Book Review-4

 INDIA Emerging Power 

Stephen P. Cohen
Delhi: Oxford University Press, 2002, Pages  377

 

I

ndia Emerging Power relates to a new transition in the international political system after the end of the Cold War, as the disintegration of the Soviet Union shattered the Cold War balance of power and created a wide power vacuum. Other contenders for influential and big power status aside, India forcefully campaigned for such recognition and demonstrated its nuclear capability, defying non-proliferation norms, to support its claim and capacity of great power. The Indian policy and decision makers are fully convinced that even though sustained economic growth and human resource development is an essential component of power,  the most convincing of all is the expanded and elaborate advanced high-tech tri-dimensional military power that endows upon a state a distinct status in the comity of nations. The composition of United Nations Security Council (UNSC) is the best illustration of this notion and the sustained Indian campaign for a UNSC seat attests that it gives overwhelming weight to military power. It is the Indians who had coined the term nuclear weapons as Currency of Power. In the same line of thinking a stream of literature and wave of thinkers appeared that foresaw a greater Indian role in world politics over an extended period.

One of the widely admired books written on India, as emerging great power, is India Emerging Power by Stephen P. Cohen, who has the credentials of one of the authoritative writers on South Asian politics. This study appears to be an improvement upon his former co-study with Richard L. Park in 1979, when both of them wrote India: Emergent Power. He asserts that “we concluded that if one took a twenty-five years perspective, then India would loom large as a crucial factor in America’s policies toward all of Asia, and beyond. Sufficient evidence is now available to demonstrate that we were essentially correct.” Similarly this book again is an attempt to examine the proposition of Indian emergence as great a power and the extent to which it can affect American policies in and around Asia. The academia is divided on this issue. One stream of analysts conjectures that Indian emergence as a great power is matter of time and focuses on its brilliance in its technological development, economic openness, and democratic institutions that would stabilize it.  While the other stream of analysts contends otherwise and reach at certain pessimist predictions: that its democracy is fragile, federation is weak, poverty is rampant, its social fabric is divisive, and it is beset with all those ills that feature in most of the backward states.

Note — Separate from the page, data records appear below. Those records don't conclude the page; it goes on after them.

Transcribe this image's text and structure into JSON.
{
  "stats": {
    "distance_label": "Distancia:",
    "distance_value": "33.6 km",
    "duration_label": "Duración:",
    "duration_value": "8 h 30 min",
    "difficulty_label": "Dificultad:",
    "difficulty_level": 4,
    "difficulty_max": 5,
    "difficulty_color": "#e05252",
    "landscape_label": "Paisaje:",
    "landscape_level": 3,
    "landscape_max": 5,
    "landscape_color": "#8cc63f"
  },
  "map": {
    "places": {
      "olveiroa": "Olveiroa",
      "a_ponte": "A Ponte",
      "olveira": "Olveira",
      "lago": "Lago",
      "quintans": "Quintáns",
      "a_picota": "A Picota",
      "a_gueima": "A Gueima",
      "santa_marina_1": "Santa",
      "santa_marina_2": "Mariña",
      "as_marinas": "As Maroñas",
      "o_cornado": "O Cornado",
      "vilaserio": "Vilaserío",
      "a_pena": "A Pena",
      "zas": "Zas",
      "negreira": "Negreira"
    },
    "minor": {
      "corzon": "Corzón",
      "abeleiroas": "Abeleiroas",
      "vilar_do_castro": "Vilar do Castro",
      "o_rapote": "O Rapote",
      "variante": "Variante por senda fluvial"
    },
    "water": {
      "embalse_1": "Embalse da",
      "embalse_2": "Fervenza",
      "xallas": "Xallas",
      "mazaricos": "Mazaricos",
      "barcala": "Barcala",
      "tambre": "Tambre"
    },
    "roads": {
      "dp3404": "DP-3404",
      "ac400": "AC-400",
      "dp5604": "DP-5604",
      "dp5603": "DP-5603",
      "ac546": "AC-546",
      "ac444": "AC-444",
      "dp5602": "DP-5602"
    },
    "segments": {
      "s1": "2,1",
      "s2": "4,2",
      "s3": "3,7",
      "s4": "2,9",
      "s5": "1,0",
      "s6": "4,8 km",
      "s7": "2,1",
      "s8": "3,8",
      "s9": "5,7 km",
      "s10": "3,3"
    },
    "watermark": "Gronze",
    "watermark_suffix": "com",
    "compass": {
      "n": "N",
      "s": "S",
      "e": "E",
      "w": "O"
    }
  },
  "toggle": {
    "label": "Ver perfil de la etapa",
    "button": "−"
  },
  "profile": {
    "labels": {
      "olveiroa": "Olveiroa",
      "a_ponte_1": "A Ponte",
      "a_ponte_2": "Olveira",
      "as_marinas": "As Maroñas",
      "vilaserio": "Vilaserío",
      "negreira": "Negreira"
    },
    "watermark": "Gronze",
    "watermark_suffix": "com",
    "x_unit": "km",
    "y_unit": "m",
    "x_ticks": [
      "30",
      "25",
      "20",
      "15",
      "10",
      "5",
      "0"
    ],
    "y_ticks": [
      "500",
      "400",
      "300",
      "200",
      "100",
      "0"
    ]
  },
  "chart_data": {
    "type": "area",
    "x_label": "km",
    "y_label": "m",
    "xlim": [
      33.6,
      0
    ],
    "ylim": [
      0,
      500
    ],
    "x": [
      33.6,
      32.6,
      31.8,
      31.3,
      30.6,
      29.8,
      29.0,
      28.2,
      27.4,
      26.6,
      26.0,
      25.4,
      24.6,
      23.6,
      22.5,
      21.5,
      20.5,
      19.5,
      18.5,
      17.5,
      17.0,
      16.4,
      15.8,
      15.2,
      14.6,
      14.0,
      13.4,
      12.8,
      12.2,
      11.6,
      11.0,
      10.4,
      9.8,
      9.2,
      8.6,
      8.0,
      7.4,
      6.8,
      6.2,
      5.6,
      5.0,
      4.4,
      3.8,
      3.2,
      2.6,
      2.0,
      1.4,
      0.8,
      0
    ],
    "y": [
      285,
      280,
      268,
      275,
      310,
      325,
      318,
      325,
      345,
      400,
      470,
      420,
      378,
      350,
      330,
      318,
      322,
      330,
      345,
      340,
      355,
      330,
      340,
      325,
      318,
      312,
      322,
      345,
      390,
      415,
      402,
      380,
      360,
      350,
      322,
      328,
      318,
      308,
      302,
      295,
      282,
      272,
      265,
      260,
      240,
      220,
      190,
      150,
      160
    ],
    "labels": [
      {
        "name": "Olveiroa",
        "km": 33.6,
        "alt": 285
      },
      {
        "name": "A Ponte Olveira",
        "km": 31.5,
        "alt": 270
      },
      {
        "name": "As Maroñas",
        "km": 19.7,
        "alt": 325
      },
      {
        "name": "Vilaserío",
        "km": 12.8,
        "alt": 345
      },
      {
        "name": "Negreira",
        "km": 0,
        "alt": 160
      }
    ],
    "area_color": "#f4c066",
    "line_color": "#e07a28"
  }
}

Cohen says, “These two approaches, one optimistic about India’s prospects, and the other deeply pessimistic, have, when combined, created a bifurcated high-low American perception of India.” Scanning through vast literature on India, he opined that in one way or the other, all “studies offer a perspective on one of the puzzles of contemporary India: the large disparity between India’s own view of its “greatness” – past, present, and future – and the skepticism in this regard voiced by many others.” He further concluded that the contrast between the self-vision of the past and future power militates with a still poor reality that has confounded the American perception of India resulting into inconsistent policies towards it. Consistent with it, this book is another scholarly attempt that presents India more clearly for the benefits of American policy and decision-makers.

The book is a scholarly work on contemporary India by a non-Asian author who has given a very deep insight into Indian history, domestic and international politics, its disputes with neighboring states and the possibilities of nuclear war with Pakistan. It provides a guideline to those who are concerned with India.